Chandigarh city, a union territory in India, serves as the capital of the two neighboring states of Punjab and Haryana. Moreover, is one of the most historical landmarks of the post-independence development history of India. It is one of the early planned cities in India and is internationally known for its architecture and urban design. When Nehru, the first Prime Minister of India visited the site of this new city in 1952, he stated: “Let this be a new town, symbolic of the freedom of India, unfettered by the traditions of the past, an expression of the nation’s faith in the future”. Also, as per an article published by BBC, the Chandigarh city planning was known as one of the few master-plans in the world to have succeeded in terms of combining monumental architecture, cultural growth, and modernism.

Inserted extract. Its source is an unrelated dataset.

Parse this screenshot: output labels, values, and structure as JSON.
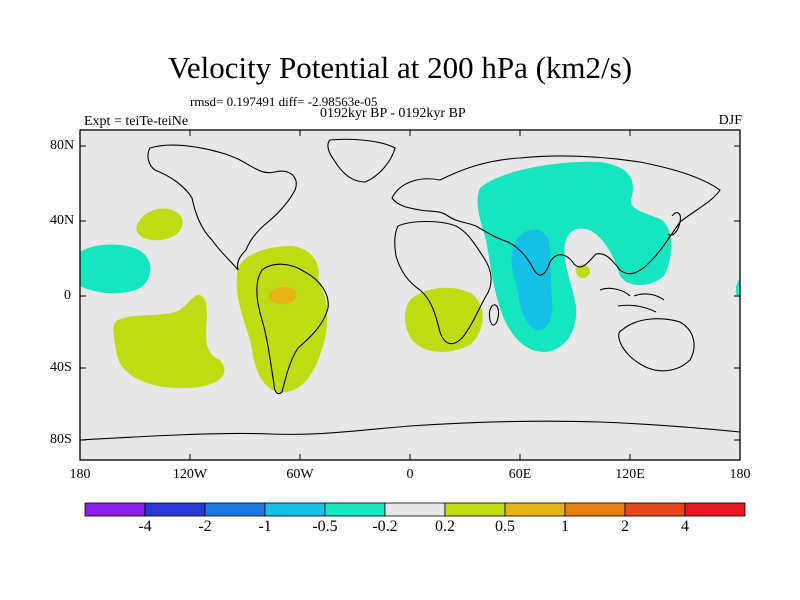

Architects involved in Chandigarh planning:
The initial Chandigarh planning concept was done by the Polish architect Maciej Nowicki and the American planner Albert Mayer. It was later finalized by Swiss-French architect Le Corbusier. The majority of the government buildings and housing in the city were designed by the Chandigarh Capital Project Team. It was headed by Le Corbusier, Jane Drew, and Maxwell Fry.
Le Corbusier’s team used 20th-century modernist principles to create a master plan for the urban core. Therefore, they proposed a rectangular grid to organize the self-contained neighborhood units (sectors). It used a hierarchy of circulation routes, with city functions (government, commerce, and leisure) neatly separated into different sectors.
A site at the foothills of Himalayas was selected by the Indian team in 1948 for the new capital city. It was selected, keeping in mind, the cost, location, soil condition, and access to water for Chandigarh planning.
The Planning of Chandigarh City:
Basic concept behind Chandigarh town planning:
Mayer’s proposed a garden city plan for Chandigarh. A concept that was being interpreted in the United States as ‘‘greenbelt towns’’ by the likes of Lewis Mumford. Mayer refined the concepts of the superblock as neighborhood units like those used by the Regional Planning Association of America’s founder Clarence Stein in Radburn, New Jersey in 1929, for Chandigarh city planning. Further, Le Corbusier made some refinements to Mayer’s plan, he created a more rationalized grid network, with all-rectangular sectors.
- The city was planned to be built in two phases. Phase I, containing sectors 1 to 30 for 150,000 people, and a more dense, Phase II (sectors 31–47; 350,000 people), for a total population of half a million.
- Also, Corbusier organized the city’s modern urbanism along with the ‘‘4 functions’’ (living, working, circulation, and recreation, or ‘‘care of the body and spirit’’) presented in the Athens Charter formulated by Congre`s International d’Architecture Modern (CIAM). Le Corbusier engaged nature in the urban context by providing open spaces in each of the sectors. He also reclaimed a dried riverbed as an urban greenbelt, the Leisure Valley, running through the heart of the city.
- This network of green spaces in the urban core was meant to function as the ‘‘lungs of the city’’ in accordance with the ‘‘care of body and spirit’’ principle of CIAM ideology.
Outside the urban core:
- The project team created approximately an 8 km greenbelt. It was built as a tradition of the garden city movement as a part of the Chandigarh planning concept: Periphery.
- This area contained agricultural lands of the fertile Indo- Gangetic Plains intermixed with forests on three sides. The northern-eastern section encompassed a forested portion of the Sivalik Hills. The plateau beyond that separates them from the main ranges of the Himalayas.
- In addition to numerous small agricultural settlements, the Periphery included some sizable villages. The most prominent ones: Manimajra (east of the new city) and Kansal (immediately north, and adjacent to the Capitol Complex).
More developments have also been proposed recently. The proposals include additional townships, a large technology park, luxury high-rise residential towers, and recreational facilities. All these projects appear to go against the idea of the Periphery as a greenbelt. Moreover, their preponderance would suggest that the concept of a green buffer in Chandigarh’s master plan is all but dead.
Critics state decolonization in India has marked a shift from segregation based on race to segregation based on class. Moreover, they also state that planned cities are truly “designed” ones which represent the values and interests of a westernized middle-class Indian elite which ignore the complexities of India’s diverse ethnic and cultural landscape and enabled neocolonial hierarchies such as the imposition of the Hindi language on non-conforming castes. Moreover, the early over-saturation of the minimalist International Style on building design in Chandigarh has attracted criticisms of effecting “democratic, self-erasing unoriginality”. However, this criticism is perhaps negligent of how this was necessary for setting higher standards of urban living throughout the country.